Clustered base tables

A clustered base table (CBT) is a user table that contains data that is organized by using one to four organizing keys. An organizing key is a column of the table that you specify for clustering the table records; the organizing keys are used to group records within the table and save them in the same or nearby extents. Netezza Performance Server also creates zone maps for the organizing columns to accelerate the performance of queries on that table that restrict using the organizing keys.

The following figure shows a simple model of a table, such as a transaction table. In its unorganized form, the data is organized by the date and time that each transaction occurred, and the color indicates a unique transaction.
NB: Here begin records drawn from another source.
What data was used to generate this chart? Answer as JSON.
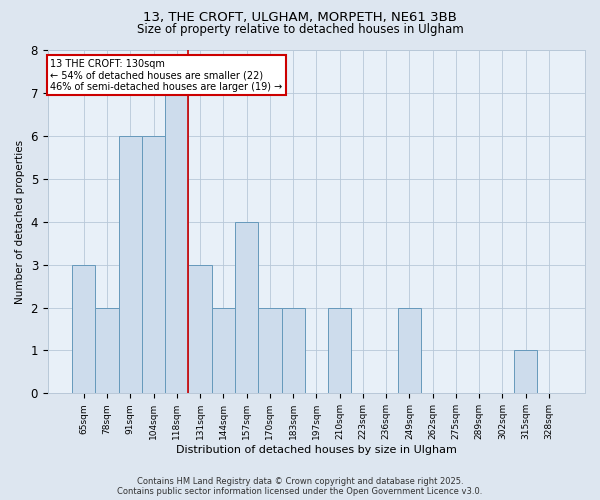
{
  "title1": "13, THE CROFT, ULGHAM, MORPETH, NE61 3BB",
  "title2": "Size of property relative to detached houses in Ulgham",
  "xlabel": "Distribution of detached houses by size in Ulgham",
  "ylabel": "Number of detached properties",
  "categories": [
    "65sqm",
    "78sqm",
    "91sqm",
    "104sqm",
    "118sqm",
    "131sqm",
    "144sqm",
    "157sqm",
    "170sqm",
    "183sqm",
    "197sqm",
    "210sqm",
    "223sqm",
    "236sqm",
    "249sqm",
    "262sqm",
    "275sqm",
    "289sqm",
    "302sqm",
    "315sqm",
    "328sqm"
  ],
  "values": [
    3,
    2,
    6,
    6,
    7,
    3,
    2,
    4,
    2,
    2,
    0,
    2,
    0,
    0,
    2,
    0,
    0,
    0,
    0,
    1,
    0
  ],
  "highlight_index": 4,
  "bar_color": "#cddcec",
  "bar_edge_color": "#6699bb",
  "highlight_line_color": "#cc0000",
  "annotation_text": "13 THE CROFT: 130sqm\n← 54% of detached houses are smaller (22)\n46% of semi-detached houses are larger (19) →",
  "annotation_box_color": "#ffffff",
  "annotation_box_edge_color": "#cc0000",
  "ylim": [
    0,
    8
  ],
  "yticks": [
    0,
    1,
    2,
    3,
    4,
    5,
    6,
    7,
    8
  ],
  "footer": "Contains HM Land Registry data © Crown copyright and database right 2025.\nContains public sector information licensed under the Open Government Licence v3.0.",
  "bg_color": "#dde6f0",
  "plot_bg_color": "#e8f0f8",
  "grid_color": "#b8c8d8"
}
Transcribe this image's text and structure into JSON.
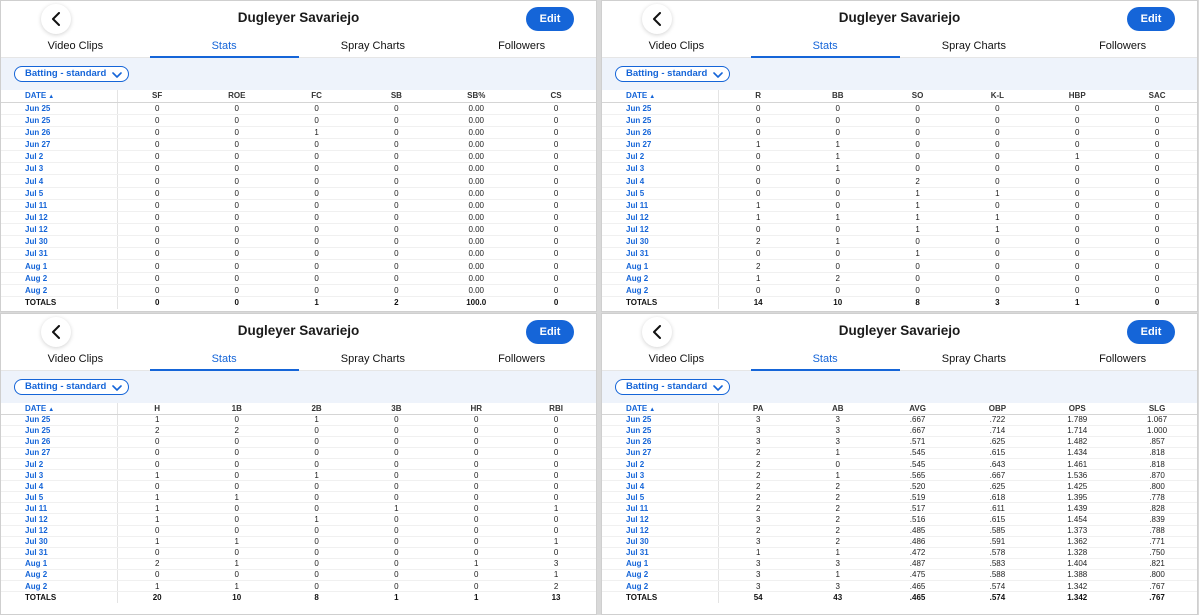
{
  "player_name": "Dugleyer Savariejo",
  "edit_label": "Edit",
  "tabs": [
    "Video Clips",
    "Stats",
    "Spray Charts",
    "Followers"
  ],
  "filter_label": "Batting - standard",
  "date_header": "DATE",
  "sort_indicator": "▲",
  "totals_label": "TOTALS",
  "dates": [
    "Jun 25",
    "Jun 25",
    "Jun 26",
    "Jun 27",
    "Jul 2",
    "Jul 3",
    "Jul 4",
    "Jul 5",
    "Jul 11",
    "Jul 12",
    "Jul 12",
    "Jul 30",
    "Jul 31",
    "Aug 1",
    "Aug 2",
    "Aug 2"
  ],
  "panels": [
    {
      "columns": [
        "SF",
        "ROE",
        "FC",
        "SB",
        "SB%",
        "CS"
      ],
      "rows": [
        [
          "0",
          "0",
          "0",
          "0",
          "0.00",
          "0"
        ],
        [
          "0",
          "0",
          "0",
          "0",
          "0.00",
          "0"
        ],
        [
          "0",
          "0",
          "1",
          "0",
          "0.00",
          "0"
        ],
        [
          "0",
          "0",
          "0",
          "0",
          "0.00",
          "0"
        ],
        [
          "0",
          "0",
          "0",
          "0",
          "0.00",
          "0"
        ],
        [
          "0",
          "0",
          "0",
          "0",
          "0.00",
          "0"
        ],
        [
          "0",
          "0",
          "0",
          "0",
          "0.00",
          "0"
        ],
        [
          "0",
          "0",
          "0",
          "0",
          "0.00",
          "0"
        ],
        [
          "0",
          "0",
          "0",
          "0",
          "0.00",
          "0"
        ],
        [
          "0",
          "0",
          "0",
          "0",
          "0.00",
          "0"
        ],
        [
          "0",
          "0",
          "0",
          "0",
          "0.00",
          "0"
        ],
        [
          "0",
          "0",
          "0",
          "0",
          "0.00",
          "0"
        ],
        [
          "0",
          "0",
          "0",
          "0",
          "0.00",
          "0"
        ],
        [
          "0",
          "0",
          "0",
          "0",
          "0.00",
          "0"
        ],
        [
          "0",
          "0",
          "0",
          "0",
          "0.00",
          "0"
        ],
        [
          "0",
          "0",
          "0",
          "0",
          "0.00",
          "0"
        ]
      ],
      "totals": [
        "0",
        "0",
        "1",
        "2",
        "100.0",
        "0"
      ]
    },
    {
      "columns": [
        "R",
        "BB",
        "SO",
        "K-L",
        "HBP",
        "SAC"
      ],
      "rows": [
        [
          "0",
          "0",
          "0",
          "0",
          "0",
          "0"
        ],
        [
          "0",
          "0",
          "0",
          "0",
          "0",
          "0"
        ],
        [
          "0",
          "0",
          "0",
          "0",
          "0",
          "0"
        ],
        [
          "1",
          "1",
          "0",
          "0",
          "0",
          "0"
        ],
        [
          "0",
          "1",
          "0",
          "0",
          "1",
          "0"
        ],
        [
          "0",
          "1",
          "0",
          "0",
          "0",
          "0"
        ],
        [
          "0",
          "0",
          "2",
          "0",
          "0",
          "0"
        ],
        [
          "0",
          "0",
          "1",
          "1",
          "0",
          "0"
        ],
        [
          "1",
          "0",
          "1",
          "0",
          "0",
          "0"
        ],
        [
          "1",
          "1",
          "1",
          "1",
          "0",
          "0"
        ],
        [
          "0",
          "0",
          "1",
          "1",
          "0",
          "0"
        ],
        [
          "2",
          "1",
          "0",
          "0",
          "0",
          "0"
        ],
        [
          "0",
          "0",
          "1",
          "0",
          "0",
          "0"
        ],
        [
          "2",
          "0",
          "0",
          "0",
          "0",
          "0"
        ],
        [
          "1",
          "2",
          "0",
          "0",
          "0",
          "0"
        ],
        [
          "0",
          "0",
          "0",
          "0",
          "0",
          "0"
        ]
      ],
      "totals": [
        "14",
        "10",
        "8",
        "3",
        "1",
        "0"
      ]
    },
    {
      "columns": [
        "H",
        "1B",
        "2B",
        "3B",
        "HR",
        "RBI"
      ],
      "rows": [
        [
          "1",
          "0",
          "1",
          "0",
          "0",
          "0"
        ],
        [
          "2",
          "2",
          "0",
          "0",
          "0",
          "0"
        ],
        [
          "0",
          "0",
          "0",
          "0",
          "0",
          "0"
        ],
        [
          "0",
          "0",
          "0",
          "0",
          "0",
          "0"
        ],
        [
          "0",
          "0",
          "0",
          "0",
          "0",
          "0"
        ],
        [
          "1",
          "0",
          "1",
          "0",
          "0",
          "0"
        ],
        [
          "0",
          "0",
          "0",
          "0",
          "0",
          "0"
        ],
        [
          "1",
          "1",
          "0",
          "0",
          "0",
          "0"
        ],
        [
          "1",
          "0",
          "0",
          "1",
          "0",
          "1"
        ],
        [
          "1",
          "0",
          "1",
          "0",
          "0",
          "0"
        ],
        [
          "0",
          "0",
          "0",
          "0",
          "0",
          "0"
        ],
        [
          "1",
          "1",
          "0",
          "0",
          "0",
          "1"
        ],
        [
          "0",
          "0",
          "0",
          "0",
          "0",
          "0"
        ],
        [
          "2",
          "1",
          "0",
          "0",
          "1",
          "3"
        ],
        [
          "0",
          "0",
          "0",
          "0",
          "0",
          "1"
        ],
        [
          "1",
          "1",
          "0",
          "0",
          "0",
          "2"
        ]
      ],
      "totals": [
        "20",
        "10",
        "8",
        "1",
        "1",
        "13"
      ]
    },
    {
      "columns": [
        "PA",
        "AB",
        "AVG",
        "OBP",
        "OPS",
        "SLG"
      ],
      "rows": [
        [
          "3",
          "3",
          ".667",
          ".722",
          "1.789",
          "1.067"
        ],
        [
          "3",
          "3",
          ".667",
          ".714",
          "1.714",
          "1.000"
        ],
        [
          "3",
          "3",
          ".571",
          ".625",
          "1.482",
          ".857"
        ],
        [
          "2",
          "1",
          ".545",
          ".615",
          "1.434",
          ".818"
        ],
        [
          "2",
          "0",
          ".545",
          ".643",
          "1.461",
          ".818"
        ],
        [
          "2",
          "1",
          ".565",
          ".667",
          "1.536",
          ".870"
        ],
        [
          "2",
          "2",
          ".520",
          ".625",
          "1.425",
          ".800"
        ],
        [
          "2",
          "2",
          ".519",
          ".618",
          "1.395",
          ".778"
        ],
        [
          "2",
          "2",
          ".517",
          ".611",
          "1.439",
          ".828"
        ],
        [
          "3",
          "2",
          ".516",
          ".615",
          "1.454",
          ".839"
        ],
        [
          "2",
          "2",
          ".485",
          ".585",
          "1.373",
          ".788"
        ],
        [
          "3",
          "2",
          ".486",
          ".591",
          "1.362",
          ".771"
        ],
        [
          "1",
          "1",
          ".472",
          ".578",
          "1.328",
          ".750"
        ],
        [
          "3",
          "3",
          ".487",
          ".583",
          "1.404",
          ".821"
        ],
        [
          "3",
          "1",
          ".475",
          ".588",
          "1.388",
          ".800"
        ],
        [
          "3",
          "3",
          ".465",
          ".574",
          "1.342",
          ".767"
        ]
      ],
      "totals": [
        "54",
        "43",
        ".465",
        ".574",
        "1.342",
        ".767"
      ]
    }
  ]
}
If your queries on the table most often query by date/time restrictions, those queries run well because the date/time organization matches the common restrictions of the queries.

However, if most queries restrict on transaction type, you can increase query performance by organizing the records by transaction type. Queries that restrict on transaction type will have improved performance because the records are organized and grouped by the key restriction; the query can obtain the relevant records more quickly, whereas they would have to scan much more of the table in the date/time organization to find the relevant transactions. By organizing the data in the table so that commonly filtered data is located in the same or nearby disk extents, your queries can take advantage of zone maps to eliminate unnecessary disk scans to find the relevant records.
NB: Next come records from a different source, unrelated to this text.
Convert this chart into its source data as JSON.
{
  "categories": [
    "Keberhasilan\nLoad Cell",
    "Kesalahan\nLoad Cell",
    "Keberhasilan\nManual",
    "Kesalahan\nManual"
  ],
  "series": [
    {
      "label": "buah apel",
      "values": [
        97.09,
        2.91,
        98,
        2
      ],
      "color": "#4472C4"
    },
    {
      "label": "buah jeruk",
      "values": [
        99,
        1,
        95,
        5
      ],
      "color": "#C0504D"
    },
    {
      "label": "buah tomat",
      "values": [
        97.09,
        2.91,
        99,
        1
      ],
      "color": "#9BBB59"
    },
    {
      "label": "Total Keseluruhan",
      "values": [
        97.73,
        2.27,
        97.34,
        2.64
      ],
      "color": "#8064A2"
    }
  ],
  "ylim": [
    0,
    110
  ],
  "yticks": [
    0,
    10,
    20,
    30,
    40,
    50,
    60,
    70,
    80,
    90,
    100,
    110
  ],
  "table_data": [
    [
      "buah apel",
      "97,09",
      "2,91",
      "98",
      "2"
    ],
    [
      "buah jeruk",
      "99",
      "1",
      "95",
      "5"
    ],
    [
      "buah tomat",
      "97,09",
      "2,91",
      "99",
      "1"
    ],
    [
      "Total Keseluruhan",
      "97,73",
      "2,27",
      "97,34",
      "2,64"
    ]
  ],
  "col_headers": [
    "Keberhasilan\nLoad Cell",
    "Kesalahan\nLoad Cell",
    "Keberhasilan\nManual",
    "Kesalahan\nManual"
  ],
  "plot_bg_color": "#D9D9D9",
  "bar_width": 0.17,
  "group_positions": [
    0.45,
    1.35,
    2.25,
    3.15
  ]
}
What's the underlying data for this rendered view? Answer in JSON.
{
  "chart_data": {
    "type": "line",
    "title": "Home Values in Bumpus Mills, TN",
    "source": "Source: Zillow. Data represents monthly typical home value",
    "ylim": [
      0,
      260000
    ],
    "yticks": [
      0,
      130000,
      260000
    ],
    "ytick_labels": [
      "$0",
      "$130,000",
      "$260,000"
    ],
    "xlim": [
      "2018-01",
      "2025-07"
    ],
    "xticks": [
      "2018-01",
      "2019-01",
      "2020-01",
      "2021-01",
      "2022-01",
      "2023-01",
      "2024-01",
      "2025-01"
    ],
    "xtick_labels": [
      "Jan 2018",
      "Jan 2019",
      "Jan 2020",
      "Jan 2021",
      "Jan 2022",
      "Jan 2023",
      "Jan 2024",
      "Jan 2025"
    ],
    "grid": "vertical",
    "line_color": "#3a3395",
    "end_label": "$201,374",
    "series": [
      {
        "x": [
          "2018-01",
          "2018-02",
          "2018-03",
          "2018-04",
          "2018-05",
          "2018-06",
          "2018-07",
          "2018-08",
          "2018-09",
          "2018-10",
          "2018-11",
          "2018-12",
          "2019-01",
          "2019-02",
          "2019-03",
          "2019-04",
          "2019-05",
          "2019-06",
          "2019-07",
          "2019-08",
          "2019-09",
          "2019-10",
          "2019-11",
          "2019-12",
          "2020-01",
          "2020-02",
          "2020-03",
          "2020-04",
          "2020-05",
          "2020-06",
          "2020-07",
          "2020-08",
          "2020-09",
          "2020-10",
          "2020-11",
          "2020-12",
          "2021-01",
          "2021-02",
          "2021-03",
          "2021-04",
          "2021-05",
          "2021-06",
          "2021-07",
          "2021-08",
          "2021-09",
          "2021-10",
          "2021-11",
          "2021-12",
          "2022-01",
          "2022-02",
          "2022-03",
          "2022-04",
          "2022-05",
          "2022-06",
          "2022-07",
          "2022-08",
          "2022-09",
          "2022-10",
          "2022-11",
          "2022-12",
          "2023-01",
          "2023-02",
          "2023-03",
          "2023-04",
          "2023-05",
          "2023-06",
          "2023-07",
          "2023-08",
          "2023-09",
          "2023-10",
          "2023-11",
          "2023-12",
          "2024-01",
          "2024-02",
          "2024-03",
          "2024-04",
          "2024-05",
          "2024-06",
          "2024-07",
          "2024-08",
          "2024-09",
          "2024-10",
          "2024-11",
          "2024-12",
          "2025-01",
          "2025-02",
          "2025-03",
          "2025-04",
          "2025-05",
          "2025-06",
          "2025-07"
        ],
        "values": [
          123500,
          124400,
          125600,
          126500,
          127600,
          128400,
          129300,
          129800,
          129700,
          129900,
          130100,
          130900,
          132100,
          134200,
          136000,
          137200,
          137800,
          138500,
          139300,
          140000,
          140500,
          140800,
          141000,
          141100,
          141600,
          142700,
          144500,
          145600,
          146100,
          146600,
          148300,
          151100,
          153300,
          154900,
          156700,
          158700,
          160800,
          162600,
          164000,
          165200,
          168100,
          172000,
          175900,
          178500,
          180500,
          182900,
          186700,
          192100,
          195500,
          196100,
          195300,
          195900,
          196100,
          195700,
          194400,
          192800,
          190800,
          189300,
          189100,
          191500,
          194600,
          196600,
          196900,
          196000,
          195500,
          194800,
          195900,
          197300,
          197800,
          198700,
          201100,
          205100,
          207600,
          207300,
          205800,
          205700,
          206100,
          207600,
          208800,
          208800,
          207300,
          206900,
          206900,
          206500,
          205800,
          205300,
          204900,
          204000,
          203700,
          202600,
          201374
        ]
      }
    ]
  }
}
Figure 1. Organizing tables with CBTs

CBTs are most often used for large fact or event tables that can have millions or billions of rows. If the table does not have a record organization that matches the types of queries that run against it, scanning the records of such a large table requires a lengthy processing time as full disk scans can be needed to gather the relevant records. By reorganizing the table to match your queries against it, you can group the records to take advantage of zone maps and improve performance.
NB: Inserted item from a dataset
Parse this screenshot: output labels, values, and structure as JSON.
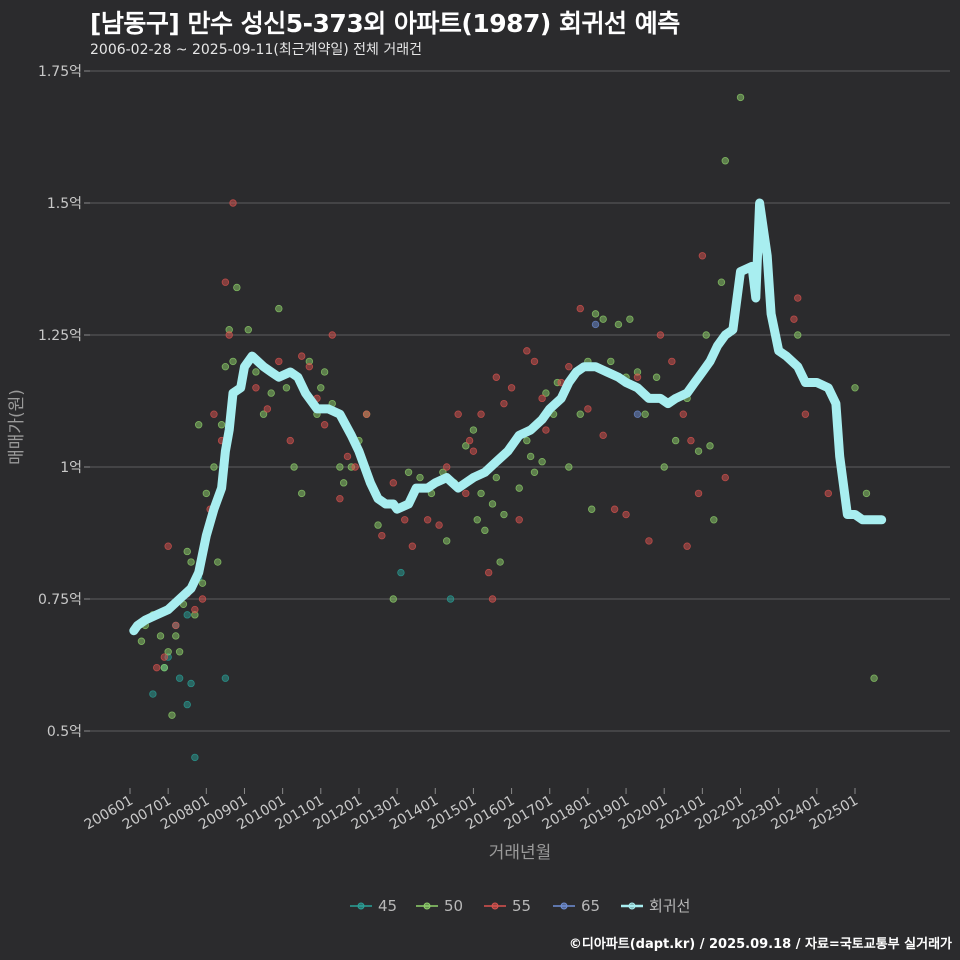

CBTs offer several benefits:

  • CBTs support “multi-dimension” lookups where you can organize records by one, two, three, or four lookup keys. In the example that is shown in the previous figure, if your queries commonly restrict on transaction type and store ID, you can organize records by using both of those keys to improve query performance.
  • CBTs improve query performance by adding more zone maps for a table because the organizing key columns are also zone mapped (if the organizing column data type supports zone maps).
  • CBTs increase the supported data types for zone-mapped columns to improve performance for queries that restrict along multiple dimensions.
  • CBTs incrementally organize data within your user tables in situations where data cannot easily be accumulated in staging areas for pre-ordering before insertions/loads. CBTs can help you to eliminate or reduce pre-sorting of new table records before a load/insert operation.
  • CBTs save disk space. Unlike indexes, materialized views and other auxiliary data structures, CBTs do not replicate the base table data and do not allocate more data structures.